Ed Miliband is pushing through one of the most expensive policies in British history. He’ll bankrupt us.

Ed Miliband doesn’t want voters to know the true cost of the damage he’s doing (Image: Getty)
It’s hard to grasp the scale of the damage our own Energy Secretary is doing to the country. His zealous dash for renewables is driving up household energy bills, killing industry and loading a vast burden onto taxpayers for a generation or more. PM Keir Starmer tried to curb his swivel-eyed lunacy, but failed. Miliband is now running rampant. Today, we finally have a realistic price tag for what his renewables drive will cost the UK, and it’s more terrifying than even his fiercest critics feared.
Miliband stands accused of pursuing “one of the most expensive policies in British history”, while justifying it using “misleadingly low figures”. That’s the verdict of a new briefing paper from the Institute of Economic Affairs (IEA). Worse, Miliband is “shutting down serious democratic debate” to hide just how much money the UK is squandering on his clean energy superpower fantasy.
The IEA has done the sums, and they’re beyond frightening. We’re not talking billions here, or even hundreds of billions. The bill will run into trillions, all to satisfy Miliband’s vanity. He imagines other countries will applaud him. Instead, he’s encouraging them to do the opposite, to avoid bankrupting themselves.
Here’s the reality. The IEA’s analysis suggests the gross costs of net zero could exceed even the highest official forecasts of £7.6trillion. It could top £9trillion. Let’s put that into perspective. The UK’s entire annual economic output is £3trillion. The whole country would have to work flat out for three years just to cover the cost of Miliband’s obsession, without spending a penny on anything else.
The IEA says official estimates are driven by “fantasy assumptions”. Public bodies systematically underestimate the cost of renewables, heat pumps and electric vehicles, while assuming implausibly low borrowing costs. In its briefing paper, The Cost of Net Zero, energy analyst David Turver examines figures from key public bodies such as the Climate Change Committee (CCC) and Treasury.
These bodies claim net zero is getting cheaper. But their figures can’t be trusted as Turver found they’ve changed methodologies. Astonishingly, the CCC has slashed the projected cost of achieving net zero between 2025 and 2050 from £1trillion to just £108billion.
How did it manage that? By adopting “implausibly low projections” and assuming the UK can borrow at well below market rates.

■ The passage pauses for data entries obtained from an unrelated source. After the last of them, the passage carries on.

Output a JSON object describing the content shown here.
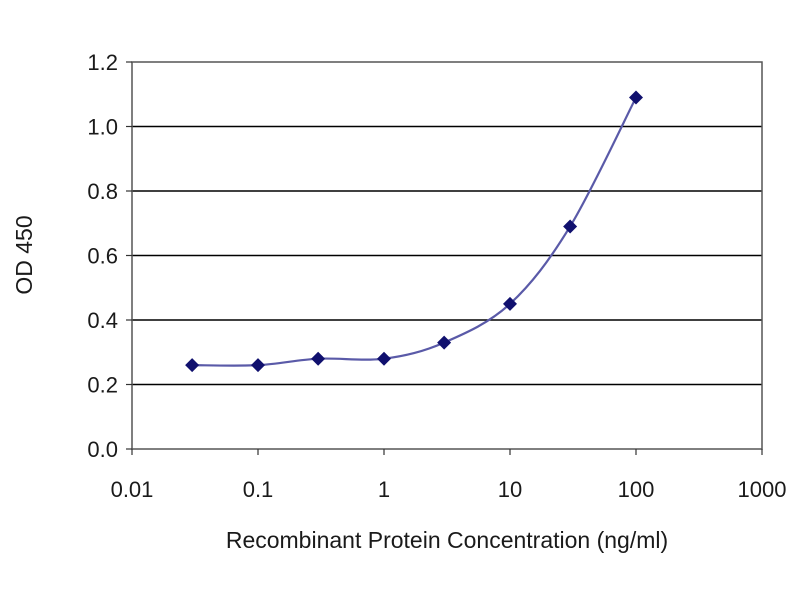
{
  "chart_data": {
    "type": "line",
    "title": "",
    "xlabel": "Recombinant Protein Concentration (ng/ml)",
    "ylabel": "OD 450",
    "x_scale": "log",
    "xlim": [
      0.01,
      1000
    ],
    "ylim": [
      0.0,
      1.2
    ],
    "x_ticks": [
      0.01,
      0.1,
      1,
      10,
      100,
      1000
    ],
    "x_tick_labels": [
      "0.01",
      "0.1",
      "1",
      "10",
      "100",
      "1000"
    ],
    "y_ticks": [
      0.0,
      0.2,
      0.4,
      0.6,
      0.8,
      1.0,
      1.2
    ],
    "y_tick_labels": [
      "0.0",
      "0.2",
      "0.4",
      "0.6",
      "0.8",
      "1.0",
      "1.2"
    ],
    "grid": "horizontal",
    "legend": "none",
    "series": [
      {
        "x": [
          0.03,
          0.1,
          0.3,
          1,
          3,
          10,
          30,
          100
        ],
        "y": [
          0.26,
          0.26,
          0.28,
          0.28,
          0.33,
          0.45,
          0.69,
          1.09
        ],
        "marker": "diamond",
        "smooth": true
      }
    ],
    "colors": {
      "line": "#5a5aa8",
      "marker": "#10106e",
      "grid": "#000000",
      "plot_background": "#ffffff"
    }
  }
}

Turver’s own modelling suggests we’re on the hook for £9trillion, or even more given offshore wind failures and higher financing costs. He warned: “Britain has embarked on one of the most expensive economic transformations in its history without honest accounting or proper scrutiny.”
He said voters must be told the true scale of the costs and trade-offs involved in the dash for renewables. Miliband won’t do that. Instead, he’s burying the numbers.
Former energy secretary Claire Coutinho ordered government officials to produce a full costing of wind and solar, including grid upgrades, payments to switch turbines off, and gas back-up when the wind fails. Officials dragged their feet. Miliband scrapped the costing the moment he took power.
If the public knew the real cost of this ideological charge, they’d be up in arms. So Miliband does what Starmer’s ministers do best: twist the truth, hide the numbers and tell fairytales.
The bill will land eventually, and the British people will pay. But they’ve never faced anything on the scale Ed Miliband is lining up for them.